Six ans après The New Abnormal, The Strokes reviennent avec Reality Awaits, un septième album qui ne cherche pas à reproduire la formule de leurs débuts. Produit une nouvelle fois par Rick Rubin, le disque marque une nouvelle étape dans l'évolution du groupe new-yorkais, avec une approche plus expérimentale qui risque autant de séduire que de dérouter.

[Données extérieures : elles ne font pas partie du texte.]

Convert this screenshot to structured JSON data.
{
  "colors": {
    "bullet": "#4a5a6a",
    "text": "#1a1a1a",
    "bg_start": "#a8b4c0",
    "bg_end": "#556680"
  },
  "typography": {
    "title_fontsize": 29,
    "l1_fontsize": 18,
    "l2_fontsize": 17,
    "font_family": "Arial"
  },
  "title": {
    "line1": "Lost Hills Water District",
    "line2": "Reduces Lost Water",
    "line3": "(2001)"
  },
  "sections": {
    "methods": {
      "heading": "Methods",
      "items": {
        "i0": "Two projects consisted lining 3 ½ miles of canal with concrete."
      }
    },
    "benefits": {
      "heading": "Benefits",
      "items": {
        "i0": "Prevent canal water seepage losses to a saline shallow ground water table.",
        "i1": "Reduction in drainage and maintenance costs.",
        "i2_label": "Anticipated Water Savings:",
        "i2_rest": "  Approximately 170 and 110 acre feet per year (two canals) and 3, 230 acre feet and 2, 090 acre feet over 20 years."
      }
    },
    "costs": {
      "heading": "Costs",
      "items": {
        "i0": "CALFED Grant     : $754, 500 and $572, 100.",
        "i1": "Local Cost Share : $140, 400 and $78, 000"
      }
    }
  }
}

Dès les premières pistes, Reality Awaits affiche ses ambitions. Les guitares de Nick Valensi et Albert Hammond Jr. restent bien présentes, mais elles cohabitent désormais avec des synthétiseurs plus marqués, des arrangements parfois déroutants et une utilisation très assumée de l'Auto-Tune sur la voix de Julian Casablancas. Ce choix de production est d'ailleurs l'un des principaux sujets de débat parmi les fans et la presse spécialisée, certains saluant cette prise de risque tandis que d'autres regrettent l'énergie brute qui faisait le charme des premiers albums.
Sur le fond, The Strokes explorent des thèmes contemporains comme l'aliénation, le vieillissement, la société de consommation ou encore la place de l'individu dans un monde hyperconnecté. Des morceaux comme Going Shopping, Dine N'Dash ou Lonely in the Future illustrent cette volonté d'allier mélodies accrocheuses et regard désabusé sur notre époque.
Là où Reality Awaits surprend, c'est dans sa capacité à alterner des titres immédiatement accessibles avec d'autres beaucoup plus aventureux. Si certaines compositions rappellent l'ADN rock qui a fait la réputation du groupe, d'autres flirtent avec la new wave, la pop expérimentale ou des sonorités proches des projets parallèles de Casablancas. Un équilibre qui divise, mais qui témoigne d'une réelle volonté de ne pas céder à la nostalgie.
Au final, Reality Awaits n'est probablement pas l'album que tous les amateurs de The Strokes attendaient. En revanche, il confirme qu'après plus de vingt-cinq ans de carrière, le groupe préfère encore prendre des risques plutôt que de recycler ses succès passés. Un retour audacieux, imparfait par moments, mais suffisamment riche pour alimenter les discussions parmi les amateurs de rock indépendant pendant longtemps.